What makes Nickel and Dimed so engaging, however, is not its tutorial on the economics and ergonomics of low-wage life and work. Rather, it is the author's insights into the labor process in the retail and service sectors, and into workplace power relationships. If Wal-Mart had been around in Orwell's era and he, rather than Ehrenreich, had worked there, he would have written 1984 much sooner. The private empire created by Arkansas billionaire Sam Walton boasts both a Big Brother figure--the late "Mr. Sam" himself--and a work force of "proles" (now 825,000 strong) whose docility, devotion and nonunion status are major corporate preoccupations. Entering this "closed system," replete with its own "newspeak" and "doublethink," Ehrenreich discovers that all the workers, like herself, are "associates," all the customers "guests," and the store supervisors "servant leaders."
One of management's top priorities, she learns, is eradicating "time-theft"--a crime most often committed by associates who violate Wal-Mart's strictly enforced "no-talk" rule, linger on their smoke breaks or otherwise dally in the never-ending task of stocking, straightening and restocking shelves. Potential malingerers (and others with rebel tendencies) are ferreted out during the prehire process of personality screening and drug testing. Once you're on the job, close surveillance by "servant leaders" and continuing "education"--via taped messages and training videos featuring Mr. Sam--are a constant feature of company life. To leaven this atmosphere of brainwashing and intimidation, "team meetings" for associates often end with a special "Wal-Mart cheer"--a morale-boosting device personally imported from Japan by the founder himself.

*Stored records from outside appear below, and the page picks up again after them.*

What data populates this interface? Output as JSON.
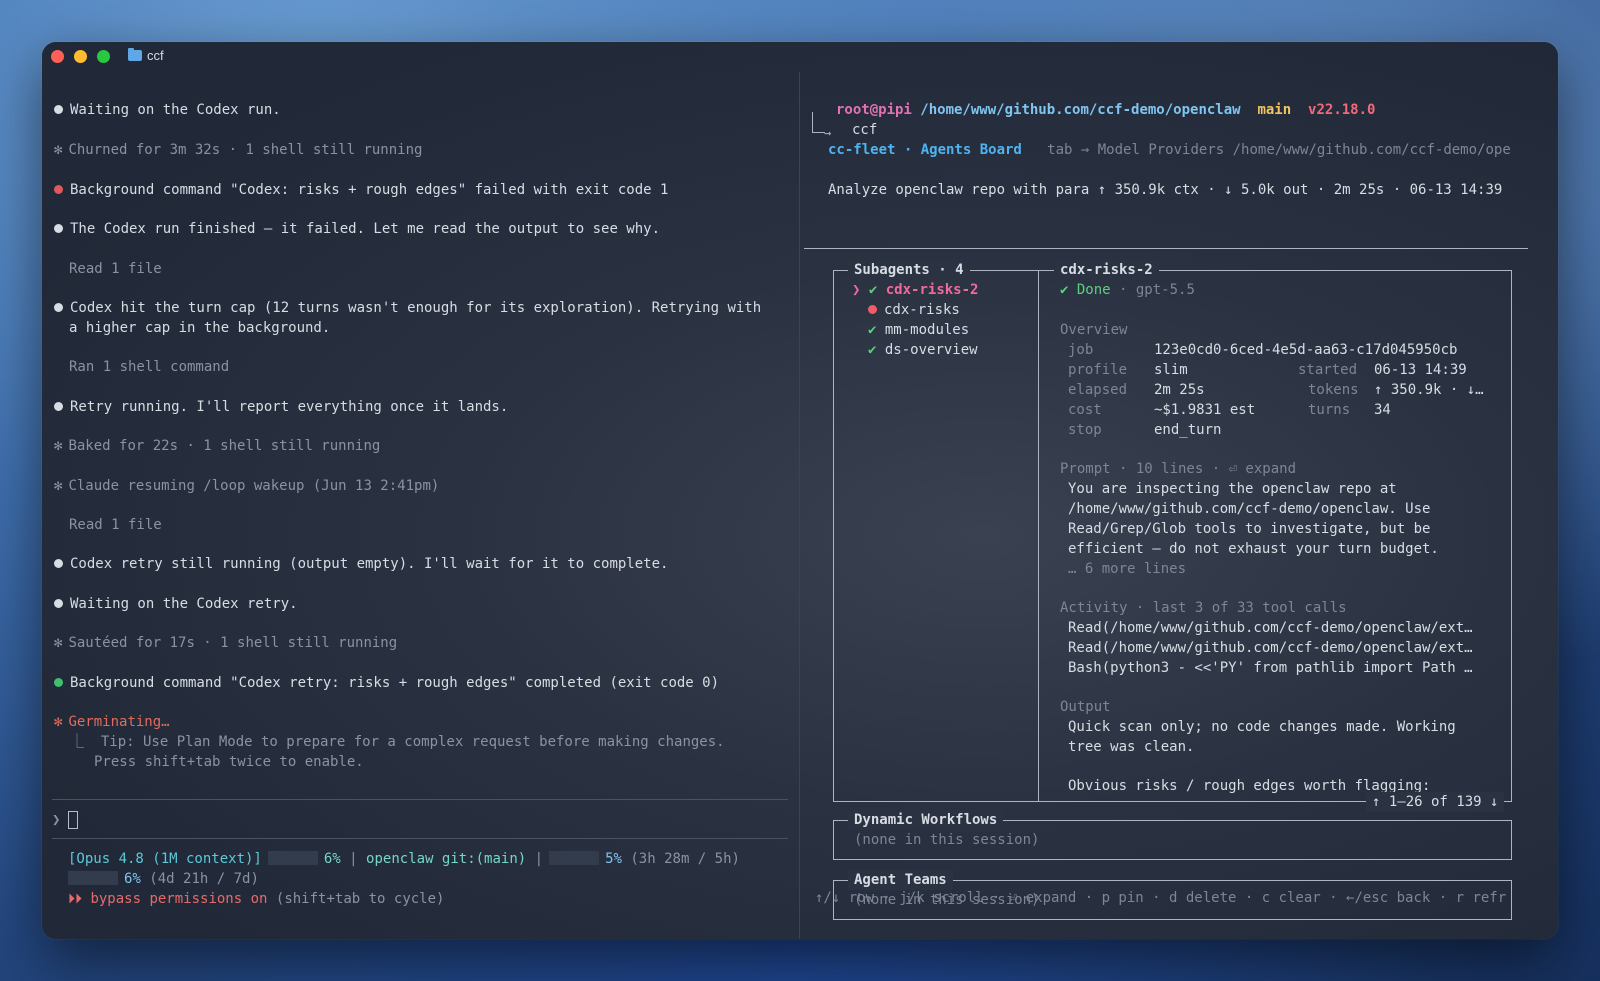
{
  "window": {
    "title": "ccf"
  },
  "left": {
    "lines": [
      {
        "kind": "bullet",
        "text": "Waiting on the Codex run."
      },
      {
        "kind": "star",
        "text": "Churned for 3m 32s · 1 shell still running"
      },
      {
        "kind": "bullet-red",
        "text": "Background command \"Codex: risks + rough edges\" failed with exit code 1"
      },
      {
        "kind": "bullet",
        "text": "The Codex run finished — it failed. Let me read the output to see why."
      },
      {
        "kind": "indent",
        "text": "Read 1 file"
      },
      {
        "kind": "bullet",
        "text": "Codex hit the turn cap (12 turns wasn't enough for its exploration). Retrying with"
      },
      {
        "kind": "cont",
        "text": "a higher cap in the background."
      },
      {
        "kind": "indent",
        "text": "Ran 1 shell command"
      },
      {
        "kind": "bullet",
        "text": "Retry running. I'll report everything once it lands."
      },
      {
        "kind": "star",
        "text": "Baked for 22s · 1 shell still running"
      },
      {
        "kind": "star",
        "text": "Claude resuming /loop wakeup (Jun 13 2:41pm)"
      },
      {
        "kind": "indent",
        "text": "Read 1 file"
      },
      {
        "kind": "bullet",
        "text": "Codex retry still running (output empty). I'll wait for it to complete."
      },
      {
        "kind": "bullet",
        "text": "Waiting on the Codex retry."
      },
      {
        "kind": "star",
        "text": "Sautéed for 17s · 1 shell still running"
      },
      {
        "kind": "bullet-green",
        "text": "Background command \"Codex retry: risks + rough edges\" completed (exit code 0)"
      }
    ],
    "germinating": "Germinating…",
    "tip1": "⎿  Tip: Use Plan Mode to prepare for a complex request before making changes.",
    "tip2": "Press shift+tab twice to enable.",
    "prompt_char": "❯",
    "status": {
      "model": "[Opus 4.8 (1M context)]",
      "ctx_pct": "6%",
      "repo": "openclaw git:(main)",
      "sep": "|",
      "sess_pct": "5%",
      "sess_time": "(3h 28m / 5h)",
      "week_pct": "6%",
      "week_time": "(4d 21h / 7d)",
      "perm_arrows": "⏵⏵",
      "perm_text": "bypass permissions on",
      "perm_hint": "(shift+tab to cycle)"
    }
  },
  "right": {
    "prompt": {
      "user": "root@pipi",
      "path": "/home/www/github.com/ccf-demo/openclaw",
      "branch": "main",
      "version": "v22.18.0",
      "command": "ccf"
    },
    "board": {
      "app": "cc-fleet · Agents Board",
      "tab_hint": "tab → Model Providers /home/www/github.com/ccf-demo/ope"
    },
    "summary": "Analyze openclaw repo with para ↑ 350.9k ctx · ↓ 5.0k out · 2m 25s · 06-13 14:39",
    "subagents": {
      "title": "Subagents · 4",
      "items": [
        {
          "name": "cdx-risks-2",
          "status": "done",
          "selected": true
        },
        {
          "name": "cdx-risks",
          "status": "failed",
          "selected": false
        },
        {
          "name": "mm-modules",
          "status": "done",
          "selected": false
        },
        {
          "name": "ds-overview",
          "status": "done",
          "selected": false
        }
      ]
    },
    "detail": {
      "title": "cdx-risks-2",
      "status": "✔ Done",
      "model": "· gpt-5.5",
      "overview_label": "Overview",
      "job_k": "job",
      "job_v": "123e0cd0-6ced-4e5d-aa63-c17d045950cb",
      "profile_k": "profile",
      "profile_v": "slim",
      "started_k": "started",
      "started_v": "06-13 14:39",
      "elapsed_k": "elapsed",
      "elapsed_v": "2m 25s",
      "tokens_k": "tokens",
      "tokens_v": "↑ 350.9k · ↓…",
      "cost_k": "cost",
      "cost_v": "~$1.9831 est",
      "turns_k": "turns",
      "turns_v": "34",
      "stop_k": "stop",
      "stop_v": "end_turn",
      "prompt_label": "Prompt · 10 lines · ⏎ expand",
      "prompt_lines": [
        "You are inspecting the openclaw repo at",
        "/home/www/github.com/ccf-demo/openclaw. Use",
        "Read/Grep/Glob tools to investigate, but be",
        "efficient — do not exhaust your turn budget."
      ],
      "prompt_more": "… 6 more lines",
      "activity_label": "Activity · last 3 of 33 tool calls",
      "activity": [
        "Read(/home/www/github.com/ccf-demo/openclaw/ext…",
        "Read(/home/www/github.com/ccf-demo/openclaw/ext…",
        "Bash(python3 - <<'PY' from pathlib import Path …"
      ],
      "output_label": "Output",
      "output_lines": [
        "Quick scan only; no code changes made. Working",
        "tree was clean.",
        "",
        "Obvious risks / rough edges worth flagging:"
      ],
      "scroll": "↑ 1–26 of 139 ↓"
    },
    "workflows": {
      "title": "Dynamic Workflows",
      "empty": "(none in this session)"
    },
    "teams": {
      "title": "Agent Teams",
      "empty": "(none in this session)"
    },
    "footer": "↑/↓ row · j/k scroll · ⏎ expand · p pin · d delete · c clear · ←/esc back · r refr"
  }
}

Given the widespread existence of such demeaning conditions and "the dominant corporate miserliness," why don't the wretched of this low-wage world revolt? What's holding them back? Nickel and Dimed offers several explanations for the absence of collective action: high job turn-over among the unskilled, their low self-esteem, the universal fear of being fired for speaking out or challenging management authority and, in some cases, actual workeridentification with corporate values or individual bosses. Even with a background quite different from that of her fellow restaurant workers, Ehrenreich finds herself being affected by the culture of low-wage work in ways that she doesn't like:
Something new--something loathsome and servile--had infected me, along with the kitchen odors that I could still sniff on my bra when I finally undressed at night. In real life I am moderately brave, but plenty of brave people shed their courage in POW camps, and maybe something similar goes on in the infinitely more congenial milieu of the low-wage American workplace.